‎2016 Jun 17 12:30 PM
Hello Friends, We have come across a situation where transport gets overwritten by some other transport and we lose the changes done in the roles. For Example :- Suppose if Role1 has been changed and transport have been generated Say TR1 and the same role has been changed after some time and TR 2 has been generated. Now During production transport, TR2 has moved first and then TR1 goes. Now changes are overwritten. What can be the possible solutions to overcome this? One solution we came across is:- Checking SE03 Transport Organizer for the same role. If there are two transport then we would need confirmation from the change owner that when will his transport go and then we can transport the latter changes. Please let me know if there is any other solution as well
Message was edited by: Mili Airen
‎2016 Jun 17 1:26 PM
Mili,
The solution to this problem is for the security developer to not send transports out of order. Before you start to make a change to role, verify that there are no transports in flight for that role, and that the date and time stamp on the role is the same in PROD as in DEV and Test. If there is a stale transport of the role that never made it to PROD, confirm it before creating a new transport.
Gretchen
‎2016 Jun 17 1:26 PM
Mili,
The solution to this problem is for the security developer to not send transports out of order. Before you start to make a change to role, verify that there are no transports in flight for that role, and that the date and time stamp on the role is the same in PROD as in DEV and Test. If there is a stale transport of the role that never made it to PROD, confirm it before creating a new transport.
Gretchen
‎2016 Jun 17 1:49 PM
Hi Gretchen, This is similar as SE03, right where we check if a role is include in more then 1 transport request and if that request is in modifiable state..
‎2016 Jun 17 4:39 PM
Hi Mili, SE03 would help only if the person who made the change to role ahead of you created the transport request for his change. If he did not yet create transport request and you use SE03 you might think that yours is the only change and go ahead with moving your transport to Production. The end result being that you also moved the changes made by the person to the role ahead of you.
As Gretchen suggested, the best practice is to make sure that the role is same in Dev and Prod even before you make the change. This can be done my checking the date and time stamp of the role in Dev and Prod or by comparing the role in Dev with Prod using SUIM-> comparison of roles across system. If you find that the role in Dev is not same as in Prod, stop making your changes until you find out the reason. It could be someone making the change and sitting on it without creating transport, or it could be that the role is in test environment still being tested and not yet made to Prod. If it is the second case check with the change owner and co-ordinate with him on moving both your changes to Prod.
‎2016 Jun 20 8:58 AM
Any other method we can avoid this?? I just want to know are there many methods thru which we can avoid such things.
‎2016 Jun 23 10:39 AM
Mili
I know every one has discussed about SE03
First and Foremost. you have to identify how many teams are working under Role development.

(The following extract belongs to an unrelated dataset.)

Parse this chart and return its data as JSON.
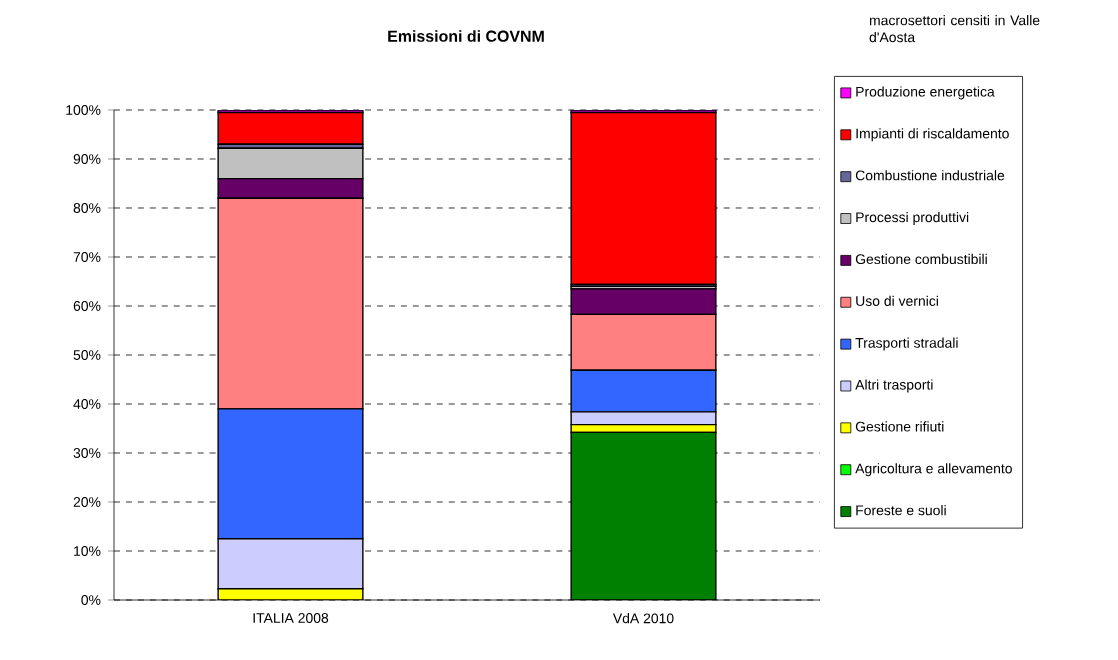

Proper communication needs to be in place between the "Role development" teams, when ever a role change is requested.
you could also maintain "Long Text "section in role description with date , time stamp and user who has done the last changes
Cheers
Pavan M
‎2016 Jun 23 3:24 PM
Hello Pavan, We had created a role change document which was accessible for everyone who makes changes to the role. There is used to maintain what role has been changed, what are the changes, when it is changed, who has changed it, ticket number, transport request number and where the changes are right now. Since this a manual task sometime it happens that due to some urgent request few fellow forgets to add these details which lead us to problem. So i was trying to finding out is there any other method to overcome this.